How would this look in an anthology show on television? The curse causes Gordon and Karen to apparently burn alive starting with their feet yet they complain about their throats and choking. Then Lucille stabs herself, jumps out of a closed window, hits the sidewalk and her body disappears leaving behind a floating knife. What do you think, an Emmy?

BTX said...

I assumed the "role of Juliet" meant that Lucille dies in the same manner. So technically Tanya was correct....

Brian Barnes said...

In the 70s I was a huge fan of Don Perlin. I don't know if it's Simon or what, but this is unrecognizable to me (my artist picking skills are poor, anyway) and it's more the interesting for it.

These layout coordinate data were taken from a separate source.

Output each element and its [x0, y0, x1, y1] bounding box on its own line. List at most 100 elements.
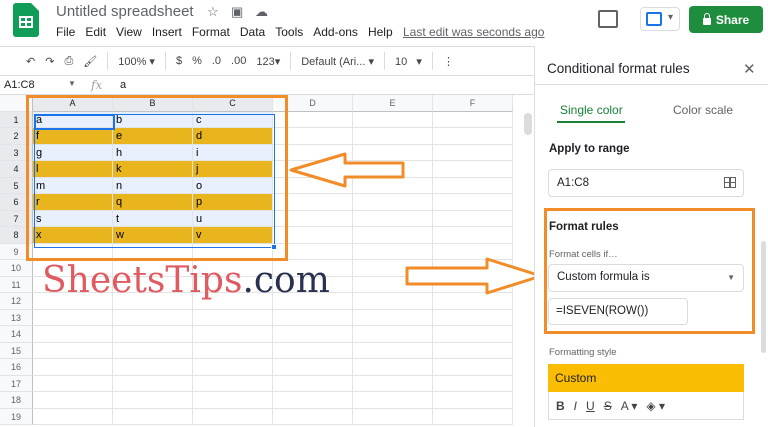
menu-file[interactable]: File — [56, 25, 75, 39]
select-range-icon[interactable] — [724, 177, 736, 188]
cloud-status-icon[interactable]: ☁ — [255, 4, 268, 20]
column-header-f[interactable]: F — [433, 95, 513, 112]
grid-cell[interactable] — [273, 342, 353, 359]
tab-color-scale[interactable]: Color scale — [673, 103, 733, 117]
grid-cell[interactable] — [433, 342, 513, 359]
grid-cell[interactable] — [433, 227, 513, 244]
grid-cell[interactable] — [353, 111, 433, 128]
row-header[interactable]: 10 — [0, 260, 33, 277]
row-header[interactable]: 19 — [0, 408, 33, 425]
grid-cell[interactable] — [353, 210, 433, 227]
row-header[interactable]: 14 — [0, 326, 33, 343]
present-button[interactable]: ▾ — [640, 7, 680, 31]
close-icon[interactable]: ✕ — [743, 60, 756, 78]
grid-cell[interactable] — [433, 128, 513, 145]
last-edit-link[interactable]: Last edit was seconds ago — [403, 25, 544, 39]
grid-cell[interactable] — [193, 392, 273, 409]
grid-cell[interactable] — [353, 194, 433, 211]
grid-cell[interactable] — [273, 408, 353, 425]
comment-history-icon[interactable] — [598, 10, 618, 28]
grid-cell[interactable] — [433, 111, 513, 128]
formula-input[interactable]: a — [120, 79, 126, 91]
move-folder-icon[interactable]: ▣ — [231, 4, 243, 20]
grid-cell[interactable] — [353, 128, 433, 145]
grid-cell[interactable] — [353, 408, 433, 425]
zoom-select[interactable]: 100% ▾ — [118, 55, 155, 68]
range-input[interactable]: A1:C8 — [548, 169, 744, 197]
document-title[interactable]: Untitled spreadsheet — [56, 3, 194, 20]
row-header[interactable]: 18 — [0, 392, 33, 409]
condition-select[interactable]: Custom formula is ▼ — [548, 264, 744, 292]
style-preview-select[interactable]: Custom — [548, 364, 744, 392]
row-header[interactable]: 13 — [0, 309, 33, 326]
grid-cell[interactable] — [433, 177, 513, 194]
strikethrough-icon[interactable]: S — [604, 399, 612, 413]
grid-cell[interactable] — [193, 375, 273, 392]
grid-cell[interactable] — [433, 408, 513, 425]
grid-cell[interactable] — [433, 359, 513, 376]
menu-insert[interactable]: Insert — [152, 25, 182, 39]
grid-cell[interactable] — [113, 359, 193, 376]
row-header[interactable]: 11 — [0, 276, 33, 293]
grid-cell[interactable] — [273, 326, 353, 343]
grid-cell[interactable] — [353, 326, 433, 343]
grid-cell[interactable] — [353, 375, 433, 392]
font-select[interactable]: Default (Ari... ▾ — [301, 55, 374, 68]
share-button[interactable]: Share — [689, 6, 763, 33]
grid-cell[interactable] — [353, 359, 433, 376]
grid-cell[interactable] — [273, 392, 353, 409]
percent-format-button[interactable]: % — [192, 55, 202, 67]
grid-cell[interactable] — [433, 392, 513, 409]
text-color-icon[interactable]: A ▾ — [621, 399, 638, 413]
grid-cell[interactable] — [113, 408, 193, 425]
grid-cell[interactable] — [433, 375, 513, 392]
panel-scrollbar[interactable] — [761, 241, 766, 353]
more-formats-select[interactable]: 123▾ — [256, 55, 280, 68]
grid-cell[interactable] — [193, 309, 273, 326]
grid-cell[interactable] — [273, 375, 353, 392]
menu-addons[interactable]: Add-ons — [313, 25, 358, 39]
currency-format-button[interactable]: $ — [176, 55, 182, 67]
grid-cell[interactable] — [273, 309, 353, 326]
grid-cell[interactable] — [353, 392, 433, 409]
grid-cell[interactable] — [33, 309, 113, 326]
grid-cell[interactable] — [433, 144, 513, 161]
grid-cell[interactable] — [353, 309, 433, 326]
sheets-logo-icon[interactable] — [13, 3, 39, 37]
underline-icon[interactable]: U — [586, 399, 595, 413]
grid-cell[interactable] — [433, 161, 513, 178]
grid-cell[interactable] — [113, 326, 193, 343]
grid-cell[interactable] — [33, 342, 113, 359]
grid-cell[interactable] — [113, 375, 193, 392]
grid-cell[interactable] — [33, 392, 113, 409]
paint-format-icon[interactable]: 🖌 — [83, 55, 97, 68]
menu-view[interactable]: View — [116, 25, 142, 39]
grid-cell[interactable] — [33, 408, 113, 425]
grid-cell[interactable] — [433, 326, 513, 343]
chevron-down-icon[interactable]: ▼ — [68, 79, 76, 88]
redo-icon[interactable]: ↷ — [45, 55, 54, 68]
star-icon[interactable]: ☆ — [207, 4, 219, 20]
font-size-select[interactable]: 10 ▾ — [395, 55, 422, 68]
menu-help[interactable]: Help — [368, 25, 393, 39]
menu-edit[interactable]: Edit — [85, 25, 106, 39]
grid-cell[interactable] — [193, 342, 273, 359]
undo-icon[interactable]: ↶ — [26, 55, 35, 68]
column-header-e[interactable]: E — [353, 95, 433, 112]
grid-cell[interactable] — [33, 375, 113, 392]
menu-tools[interactable]: Tools — [275, 25, 303, 39]
tab-single-color[interactable]: Single color — [560, 103, 623, 117]
grid-cell[interactable] — [193, 359, 273, 376]
italic-icon[interactable]: I — [574, 399, 577, 413]
grid-cell[interactable] — [113, 392, 193, 409]
grid-cell[interactable] — [353, 227, 433, 244]
row-header[interactable]: 16 — [0, 359, 33, 376]
grid-cell[interactable] — [273, 359, 353, 376]
decrease-decimal-button[interactable]: .0 — [212, 55, 221, 67]
menu-data[interactable]: Data — [240, 25, 265, 39]
grid-cell[interactable] — [33, 359, 113, 376]
menu-format[interactable]: Format — [192, 25, 230, 39]
fill-color-icon[interactable]: ◈ ▾ — [646, 399, 665, 413]
name-box[interactable]: A1:C8 — [4, 79, 35, 91]
grid-cell[interactable] — [433, 194, 513, 211]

The heavy shadows, especially around the eyes in 90% of Lucille's panels (except when they do the good girl art) is a real interesting choice, and I like it. The colorist is really good here, too, especially on page 5 panel 1. It's over dramatic but great for a horror comic.

I'm not sure about the "invisibility" curse, it seems to be the turn into smoke curse (I assume that's why they are choking.)

I wonder how people who were actually gypsies felt about this kind of treatment? It's all over 50% horror comics -- gypsy women are hot but magically evil. It's no less racist than a lot of other things at the time.

Last page, panel 3 is awesome! This is a great tale, it's just a rolling boulder of crazy, picking up speed.

Todd said...

I'm glad I'm not the first to point out this is bat-guano insane. Pointing out inconsistencies is like saying Dr. Kevorkian lost some of his patients.

Mr. Cavin said...

Don Perlin sure had a way with the crazy eyes. I love this one. The glee it takes in lovingly rendering the slow fate of the two victims is as palpable as any eighties slasher movie. It felt like somebody was projecting. One more kill, and this story would have felt like a soap opera version of Mortal Kombat. That way overheated last page was pretty great too. For the record, I agree with BTX's read of the story. But even if that's giving the wicked grandmother the benefit of the doubt, so what? Look at her--she's clearly a lunetic. The exact sort of permissive fantasy conspirator a nutjob like Lucille Alessandro would conjure out of her imagination to enable her psychotic plan.

Now I sound like Mestiere usually does.

Love the Don Heck cover on this one, by the way. It's been an excellent September! Bring on October!

JBM said...

Crazy man, just crazy. Wonderful art. Thank you Mr.K.